Musique / La nouvelle édition de Rocktambule sonne comme une remise à plat des fondamentaux du festival : proposer, dans une conjoncture particulièrement morose, un événement fédérant des têtes d'affiche populaires et des découvertes audacieuses. FC
On a eu l'occasion de souligner dans notre Panorama de la rentrée culturelle la décharge électrique que nous avait délicieusement procurée la découverte de la programmation du festival Rocktambule 2009. Imaginez : une soirée électro au Summum à tomber par terre, des jeunes pousses hiphopeuses parmi les plus talentueuses que comptent les Etats-Unis, l'apocalyptique Alec Empire en binôme avec les énervés de Doppler... Autant de stigmates d'une réorientation éditoriale conséquente pour l'association et le collectif dont elle fait partie, le PMI (Pôle Musical d'Innovation). Mais pour ce faire, il a fallu renoncer à certaines initiatives développées récemment par le festival, dont le dispendieux MuR du Son, dispositif visant à fédérer, via des retransmission vidéo, une dizaine de concerts simultanés dans toute la région. L'une des conditions sine qua non pour composer avec un contexte économique pas franchement galvanisant. Laurent Ageron, directeur du festival, nous précise en effet que « les collectivités territoriales ont des budgets en baisse et ça se répercute. Pour nous, on l'a surtout senti passer au niveau de la Metro, qui a divisé son enveloppe par deux (soit une perte de 20 000 euros). Le Conseil Général a davantage joué le jeu, la Ville de Grenoble et la Région sont restées sur des hauteurs de subvention égales ».
Paie ton ambiance
Autre facteur à prendre désormais en considération, l'accroissement de la concurrence à cette période de l'année. « Jusqu'à présent, il y avait toujours la volonté de travailler ensemble avec les salles de l'agglo, d'être un réseau.

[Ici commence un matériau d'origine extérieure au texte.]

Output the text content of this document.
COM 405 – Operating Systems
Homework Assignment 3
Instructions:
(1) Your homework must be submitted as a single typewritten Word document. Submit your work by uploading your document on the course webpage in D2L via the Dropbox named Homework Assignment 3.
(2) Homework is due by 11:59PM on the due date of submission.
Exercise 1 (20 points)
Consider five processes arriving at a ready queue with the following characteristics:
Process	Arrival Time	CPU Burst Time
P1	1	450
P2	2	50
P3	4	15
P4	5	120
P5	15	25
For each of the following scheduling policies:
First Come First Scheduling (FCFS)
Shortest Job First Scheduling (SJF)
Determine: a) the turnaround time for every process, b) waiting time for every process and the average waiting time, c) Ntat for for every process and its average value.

Le versant institutionnel de la culture n'avait pas la logique concurrentielle, alors que maintenant c'est le cas. Chacun essaie de ramener son public, d'avoir très tôt des adhérents, de boucler les abonnements. Il y a aujourd'hui une certaine violence qui ne se voit pas, très sourde, qui touche le secteur culturel alors qu'il avait été épargné jusqu'ici ». Et les prévisions du CNV (Centre National des Variétés) sur la baisse drastique des fréquentations d'entériner que 1/ le public devient beaucoup plus sélectif dans ses choix 2/ les choses ne vont pas vraiment aller en s'arrangeant, pour euphémiser comme des sales. Alors bien sûr, le festival assure ses arrières en alignant des têtes d'affiche, mais se défend pour autant de ne se baser que sur une optique de pure rentabilité. Son meilleur argument ? La programmation des dernières soirées du festival, axées sur deux nuit électro et un focus hip hop foutrement bandant à l'Ampérage (voir ci-contre). « Quand on a commencé le montage de cette édition, on s'est dit que OK, on ouvrait la programmation à de la variétés avec des artistes comme Thomas Dutronc, pour toucher un public plus large. Mais si on va dans ce sens-là, il faut également pousser dans la direction opposée, proposer des choses moins faciles, beaucoup moins médiatisées, pour ne pas laisser tomber les spectateurs qui sont demandeurs de ce genre d'esthétiques sur Grenoble, où le manque est évident. C'est un grand écart qu'on assume ».
Evolution, action
À ce titre, Laurent Ageron rappelle, non sans facétie, que pour une ville perçue à l'étranger comme une plaque tournante de l'électro, Grenoble manque cruellement d'événements liés à ce vaste spectre sonore. Et d'extrapoler sur les potentielles perspectives du festival dans les années à venir. « On n'y est pas arrivé cette année, mais on va essayer de se recentrer sur cette idée dès l'année prochaine : pourquoi ne pas amener le festival dans la ville, s'approprier le territoire public, faire des happenings ou d'autres choses dans les places, travailler avec les bars, avec toujours l'électro en ligne de mire ». Avec le soutien des autres membres du PMI, dont l'implication dans l'organisation du festival va aller en s'accroissant, Rocktambule redéfinit peu à peu ses objectifs avec un pragmatisme qui lui fait honneur.